The reason for the book is to clear up any misconceptions spread about the virus through word of mouth, through the media and online; to clear up misinformation; confirm that no, you are not being injected with a microchip; there hasn’t been enough research; it’s been rushed; etc.
These geniuses – that is what these scientists are – detail their past work on MERS, SARS and Ebola vaccines.
They know what they’re talking about.
They were proactive and noticed a SARS-like outbreak in Wuhan, China, in late 2019 and were proactive in their work to create a vaccine to combat it, so much so that trials started in February 2020.
But to avoid jumping ahead, interested is peaked and maintained from the offset which I am certain will reassure many people who still remain unsure about the vaccine and research behind it.
The unfortunate, but successful, reality behind the speed of producing such a life-saving vaccine is due to one main thing: funding. It is something Professor Gilbert and Dr Green highlight throughout Vaxxers constantly. The only reason they were able to produce it at such the rate they could is because not only were many scientists around the world trying to do the same, but they received hundreds of millions of pounds of funding from the Government to fight the pandemic.
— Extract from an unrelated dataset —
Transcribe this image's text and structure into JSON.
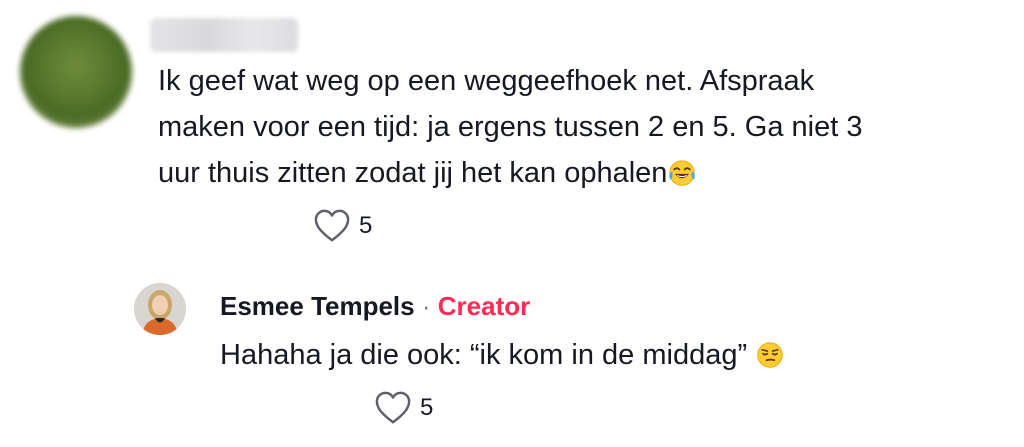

Even though we know they managed to produce the AZ vaccine, one can only imagine how they got there, and in record time.
It is known trials can take years to complete, but we all experienced the battle of time, something we could not claim back nor speed up, purely existing instead of living for those long months since the first UK lockdown in March 2020. I
f you still have no interest in reading the book but have made it this far, they sped up because they didn’t have time to wait for trial results, instead continuing with batches of vaccines in a bid they would work and would then have the evidence to support it later on as they moved on through each stage, navigating their way through protests, anti-vaxxers and misinformation along the way, all the while doing their job and it turns out, something they truly enjoy and care about.
Disease X. Sounds freaky, right? This is the foundation for producing the vaccine: the cake batter. The Oxford team then spent weeks amending and creating the vaccine by altering their ingredients, or adjusting flavours, ingredients and measures you could say until they had enough supporting evidence to take into to trial stages: they had the ability to construct DNA for clinical trials in just 65 days.
How incredible is that?!
I re-learned a bit of Science along the way and still do not miss one bit of them lessons from school, yet Professor Gilbert and Dr Green make it sound cool!
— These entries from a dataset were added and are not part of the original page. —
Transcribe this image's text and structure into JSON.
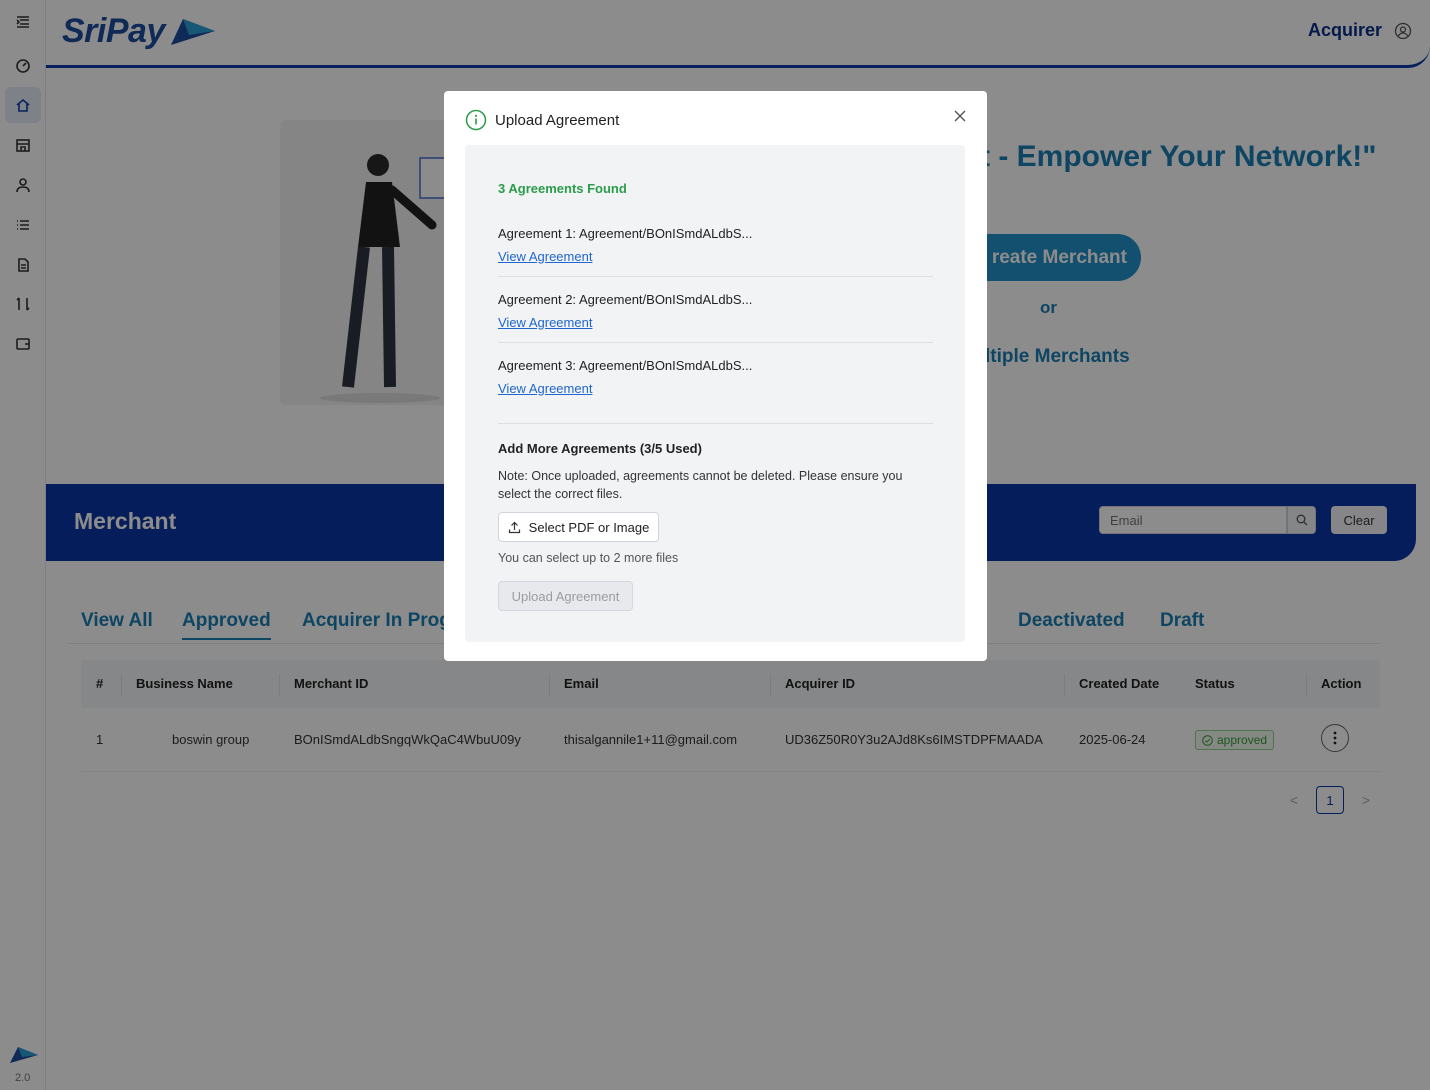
{
  "brand": {
    "logo_text": "SriPay",
    "version": "2.0"
  },
  "header": {
    "user_label": "Acquirer"
  },
  "sidebar": {
    "items": [
      {
        "icon": "menu-icon"
      },
      {
        "icon": "dashboard-icon"
      },
      {
        "icon": "home-icon",
        "active": true
      },
      {
        "icon": "store-icon"
      },
      {
        "icon": "user-icon"
      },
      {
        "icon": "list-icon"
      },
      {
        "icon": "document-icon"
      },
      {
        "icon": "transfer-icon"
      },
      {
        "icon": "wallet-icon"
      }
    ]
  },
  "hero": {
    "title": "t - Empower Your Network!\"",
    "create_button": "reate Merchant",
    "or_label": "or",
    "multi_label": "ltiple Merchants"
  },
  "merchant": {
    "title": "Merchant",
    "search_placeholder": "Email",
    "clear_label": "Clear",
    "tabs": [
      "View All",
      "Approved",
      "Acquirer In Prog",
      "l",
      "Deactivated",
      "Draft"
    ],
    "active_tab": "Approved",
    "table": {
      "headers": [
        "#",
        "Business Name",
        "Merchant ID",
        "Email",
        "Acquirer ID",
        "Created Date",
        "Status",
        "Action"
      ],
      "rows": [
        {
          "index": "1",
          "business_name": "boswin group",
          "merchant_id": "BOnISmdALdbSngqWkQaC4WbuU09y",
          "email": "thisalgannile1+11@gmail.com",
          "acquirer_id": "UD36Z50R0Y3u2AJd8Ks6IMSTDPFMAADA",
          "created_date": "2025-06-24",
          "status": "approved"
        }
      ]
    },
    "pagination": {
      "prev": "<",
      "current": "1",
      "next": ">"
    }
  },
  "modal": {
    "title": "Upload Agreement",
    "found_label": "3 Agreements Found",
    "agreements": [
      {
        "name": "Agreement 1: Agreement/BOnISmdALdbS...",
        "link": "View Agreement"
      },
      {
        "name": "Agreement 2: Agreement/BOnISmdALdbS...",
        "link": "View Agreement"
      },
      {
        "name": "Agreement 3: Agreement/BOnISmdALdbS...",
        "link": "View Agreement"
      }
    ],
    "add_title": "Add More Agreements (3/5 Used)",
    "note": "Note: Once uploaded, agreements cannot be deleted. Please ensure you select the correct files.",
    "select_button": "Select PDF or Image",
    "hint": "You can select up to 2 more files",
    "upload_button": "Upload Agreement"
  },
  "colors": {
    "primary": "#0a36a6",
    "accent": "#1a7fb2",
    "success": "#2a9c4a",
    "link": "#1e66d0"
  }
}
It is incredible and inspiring to learn how much they love and care for their job and only got recognised for doing something they actually love.
Recognition of unsung heroes has definitely changed since the impact of Covid-19 and I hope it continues, with more focus on all hard workers of our nation, particularly scientists and health workers (quick fact: the NHS is the biggest employer in the UK with just over 1.8 million people in 2021, Statista 2021). This goes for everyone around the world as well: shop workers, lorry drivers, public sector, teachers, key workers and beyond.
I won’t end on a negative note, but they touch on the existence of Disease Y. Don’t worry, we’re controlling the impact of Covid-19! Disease Y just hasn’t been found yet, but we will be ready to fight it. We have the best scientists in the world and epic resources.
I thoroughly enjoyed this book, consuming it over the course of the weekend and passing it on to my family.
If you are still hesitant about anything surrounding the virus and the vaccine, I implore you to research, ignore the nay-sayers and anti-vaxxers, and read this. Read this and learn from the scientists and creative brains how have helped save millions of lives around the world.